The systems used were the same (with an RTX 2080 Ti GPU) except obviously with different motherboards, and the company did use 2933MHz RAM as supported by Comet Lake, and 2666MHz memory was used with the 9900K (32GB of RAM in both cases). The CPUs were water-cooled (the exact cooling solution wasn’t specified) and tests were run at Full HD resolution on the latest version of Windows 10 (November 2019 Update).
Mount & Blade 2: Bannerlord at 1080p on high graphics settings was found to be ‘up to’ 33% faster in terms of measured frame-rate with the 10900K compared to the 9900K, quite a startling gain.
Monster Hunter World: Iceborne benefited from a 13% frames per second (FPS) gain, and PUBG witnessed up to a 10% bump in FPS. So those represent some very solid gains, and Intel also conducted a 4K video editing comparison (using Adobe Premiere CC) where it found the 10900K to be up to 18% faster than the 9900K.
Bannerlord is a particularly eye-opening result, and from what we’ve heard, this can be a pretty CPU-intensive game, so presumably this is showing the benefit of those extra two cores, with the full 10-cores being pushed hard by some particularly taxing scenarios that crop up in Bannerlord. Remember, this is an ‘up to’ figure, not an average FPS, and looking at the other results, it appears to be something of an outlier. (Intel tested more games than those mentioned, but didn’t provide figures for most in its press deck, and presumably would have done if they were as impressive as Bannerlord.)

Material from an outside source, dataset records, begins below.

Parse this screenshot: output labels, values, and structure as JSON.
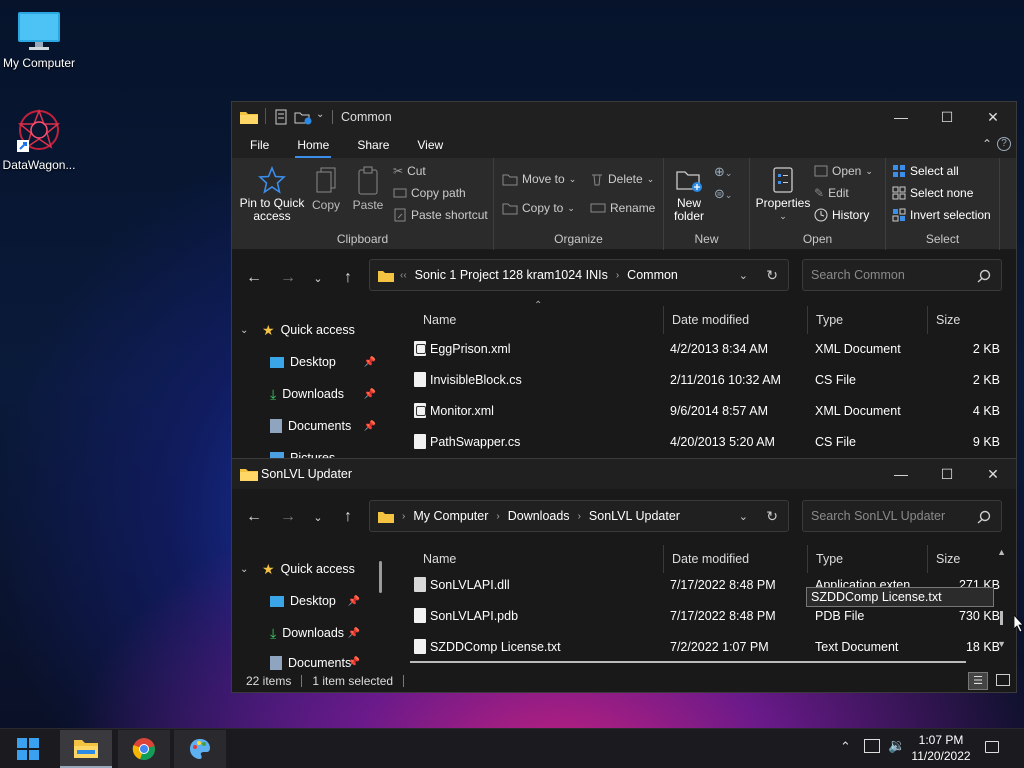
{
  "desktop": {
    "icons": [
      {
        "label": "My Computer"
      },
      {
        "label": "DataWagon..."
      }
    ]
  },
  "common_window": {
    "title": "Common",
    "menus": [
      "File",
      "Home",
      "Share",
      "View"
    ],
    "ribbon": {
      "clipboard": {
        "pin_label": "Pin to Quick access",
        "copy_label": "Copy",
        "paste_label": "Paste",
        "cut_label": "Cut",
        "copy_path_label": "Copy path",
        "paste_shortcut_label": "Paste shortcut",
        "group_label": "Clipboard"
      },
      "organize": {
        "move_to_label": "Move to",
        "copy_to_label": "Copy to",
        "delete_label": "Delete",
        "rename_label": "Rename",
        "group_label": "Organize"
      },
      "new": {
        "new_folder_label": "New folder",
        "group_label": "New"
      },
      "open": {
        "properties_label": "Properties",
        "open_label": "Open",
        "edit_label": "Edit",
        "history_label": "History",
        "group_label": "Open"
      },
      "select": {
        "select_all_label": "Select all",
        "select_none_label": "Select none",
        "invert_label": "Invert selection",
        "group_label": "Select"
      }
    },
    "address": {
      "parts": [
        "Sonic 1 Project 128 kram1024 INIs",
        "Common"
      ]
    },
    "search_placeholder": "Search Common",
    "nav": {
      "quick_access": "Quick access",
      "items": [
        "Desktop",
        "Downloads",
        "Documents",
        "Pictures"
      ]
    },
    "columns": [
      "Name",
      "Date modified",
      "Type",
      "Size"
    ],
    "files": [
      {
        "name": "EggPrison.xml",
        "date": "4/2/2013 8:34 AM",
        "type": "XML Document",
        "size": "2 KB",
        "kind": "xml"
      },
      {
        "name": "InvisibleBlock.cs",
        "date": "2/11/2016 10:32 AM",
        "type": "CS File",
        "size": "2 KB",
        "kind": "file"
      },
      {
        "name": "Monitor.xml",
        "date": "9/6/2014 8:57 AM",
        "type": "XML Document",
        "size": "4 KB",
        "kind": "xml"
      },
      {
        "name": "PathSwapper.cs",
        "date": "4/20/2013 5:20 AM",
        "type": "CS File",
        "size": "9 KB",
        "kind": "file"
      }
    ]
  },
  "updater_window": {
    "title": "SonLVL Updater",
    "address": {
      "parts": [
        "My Computer",
        "Downloads",
        "SonLVL Updater"
      ]
    },
    "search_placeholder": "Search SonLVL Updater",
    "nav": {
      "quick_access": "Quick access",
      "items": [
        "Desktop",
        "Downloads",
        "Documents"
      ]
    },
    "columns": [
      "Name",
      "Date modified",
      "Type",
      "Size"
    ],
    "files": [
      {
        "name": "SonLVLAPI.dll",
        "date": "7/17/2022 8:48 PM",
        "type": "Application exten...",
        "size": "271 KB",
        "kind": "dll"
      },
      {
        "name": "SonLVLAPI.pdb",
        "date": "7/17/2022 8:48 PM",
        "type": "PDB File",
        "size": "730 KB",
        "kind": "file"
      },
      {
        "name": "SZDDComp License.txt",
        "date": "7/2/2022 1:07 PM",
        "type": "Text Document",
        "size": "18 KB",
        "kind": "txt"
      }
    ],
    "tooltip": "SZDDComp License.txt",
    "status": {
      "items": "22 items",
      "selected": "1 item selected"
    }
  },
  "taskbar": {
    "time": "1:07 PM",
    "date": "11/20/2022"
  },
  "colors": {
    "accent": "#3b8eea",
    "folder": "#f5c342"
  }
}
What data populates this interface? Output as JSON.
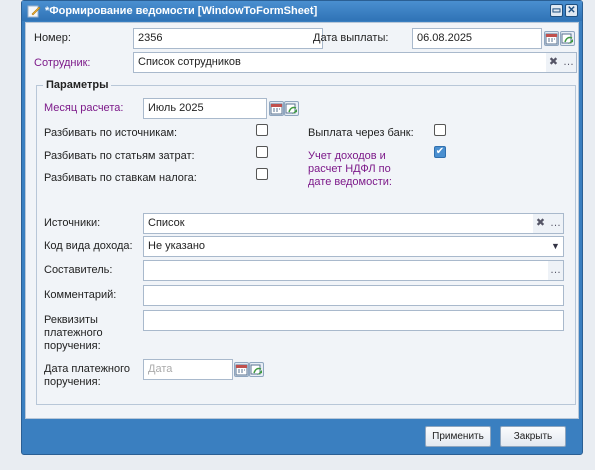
{
  "window": {
    "title": "*Формирование ведомости [WindowToFormSheet]",
    "minimize_icon": "restore-icon",
    "close_icon": "close-icon"
  },
  "top": {
    "number_label": "Номер:",
    "number_value": "2356",
    "payment_date_label": "Дата выплаты:",
    "payment_date_value": "06.08.2025",
    "employee_label": "Сотрудник:",
    "employee_value": "Список сотрудников"
  },
  "params": {
    "legend": "Параметры",
    "calc_month_label": "Месяц расчета:",
    "calc_month_value": "Июль 2025",
    "split_sources_label": "Разбивать по источникам:",
    "split_sources_checked": false,
    "split_costs_label": "Разбивать по статьям затрат:",
    "split_costs_checked": false,
    "split_tax_rates_label": "Разбивать по ставкам налога:",
    "split_tax_rates_checked": false,
    "bank_payment_label": "Выплата через банк:",
    "bank_payment_checked": false,
    "income_account_label_1": "Учет доходов и",
    "income_account_label_2": "расчет НДФЛ по",
    "income_account_label_3": "дате ведомости:",
    "income_account_checked": true,
    "sources_label": "Источники:",
    "sources_value": "Список",
    "income_code_label": "Код вида дохода:",
    "income_code_value": "Не указано",
    "author_label": "Составитель:",
    "author_value": "",
    "comment_label": "Комментарий:",
    "comment_value": "",
    "requisites_label_1": "Реквизиты",
    "requisites_label_2": "платежного",
    "requisites_label_3": "поручения:",
    "requisites_value": "",
    "order_date_label_1": "Дата платежного",
    "order_date_label_2": "поручения:",
    "order_date_placeholder": "Дата"
  },
  "footer": {
    "apply_label": "Применить",
    "close_label": "Закрыть"
  },
  "colors": {
    "accent": "#3a7fc0",
    "required_label": "#7d1a8a"
  }
}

As ever, a company’s own internal testing needs to be regarded with some caution, in terms of how things might be put together or cherry-picked. We’re looking forward to getting hold of the Intel Core i9-10900K and putting the flagship through its paces ourselves to see how our benchmarking compares with Intel’s. As we mentioned at the outset of this article, when we have our own results, we’ll update this article with our full findings.

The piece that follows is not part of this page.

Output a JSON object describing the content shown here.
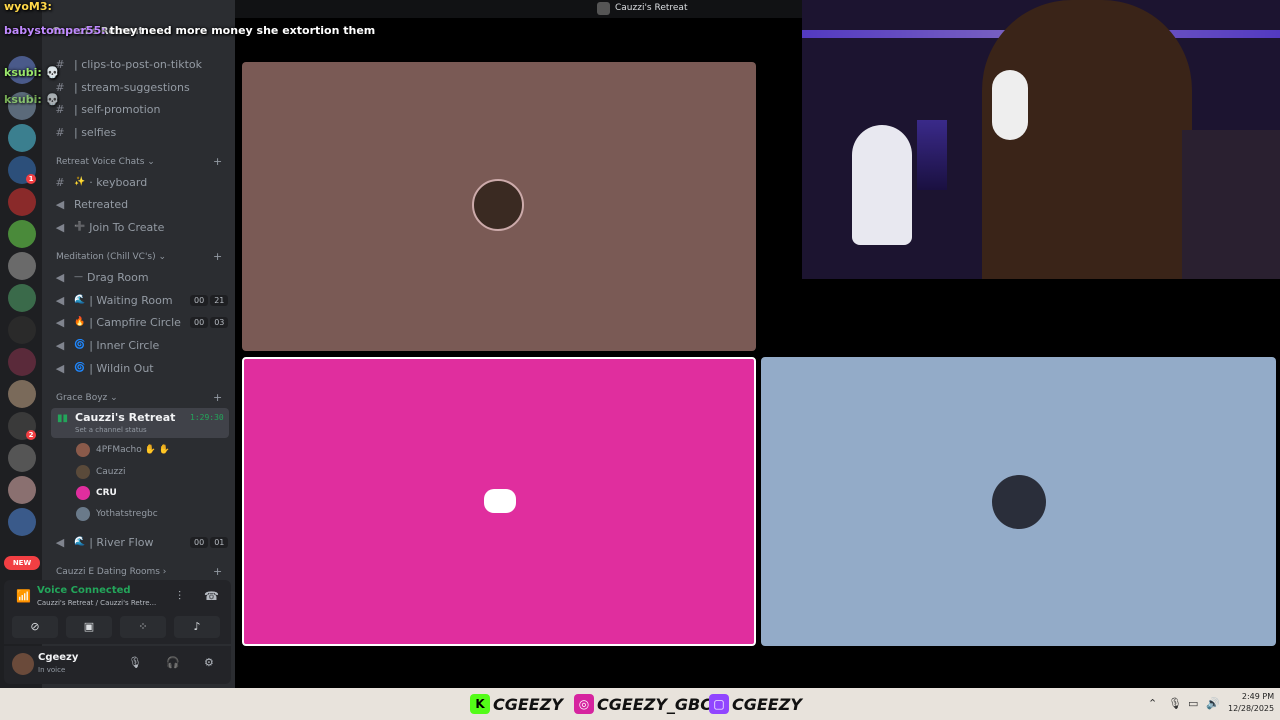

Intel Core i9-10900K vs Intel Core i9-9900K: is it worth the upgrade?
If you already own the Core i9-9900K, is it really worth forking out for the 10900K, then? The simple answer to that would be no, not really.
The 10900K’s clock speed bumps are relatively minor, plus the attention-grabbing headline 5.3GHz speed is potentially of dubious value in terms of real-world usage. And while there are performance gains, they are generally reasonably modest over and above the 9900K, even going by Intel’s own benchmarks (aside from Mount & Blade 2: Bannerlord, which can pretty much be regarded as an outlier, as we already discussed).
The expense of forking out for the 10900K, plus a new Z490 motherboard – which sadly seemingly aren’t holding in price with the new generation – doesn’t make much sense as an upgrading choice.
However, it’s a rather different story for those coming from older generation processors, with the new Comet Lake flagship CPU holding in price, and delivering 10-cores with promising enough early benchmarks, and some interesting features on the overclocking front which may well prove tempting for enthusiasts.
For these folks, the Core i9-10900K could be a sterling choice, but we’re still reserving full judgement until after we conduct our own evaluation of the processor in terms of benchmarking, power consumption and cooling requirements (particularly bearing in mind that the rumor mill reckoned that power issues were a sticking point with the 10900K specifically). And naturally, we also need to compare this CPU to AMD’s Ryzen chips, like the competitively priced Ryzen 9 3900X.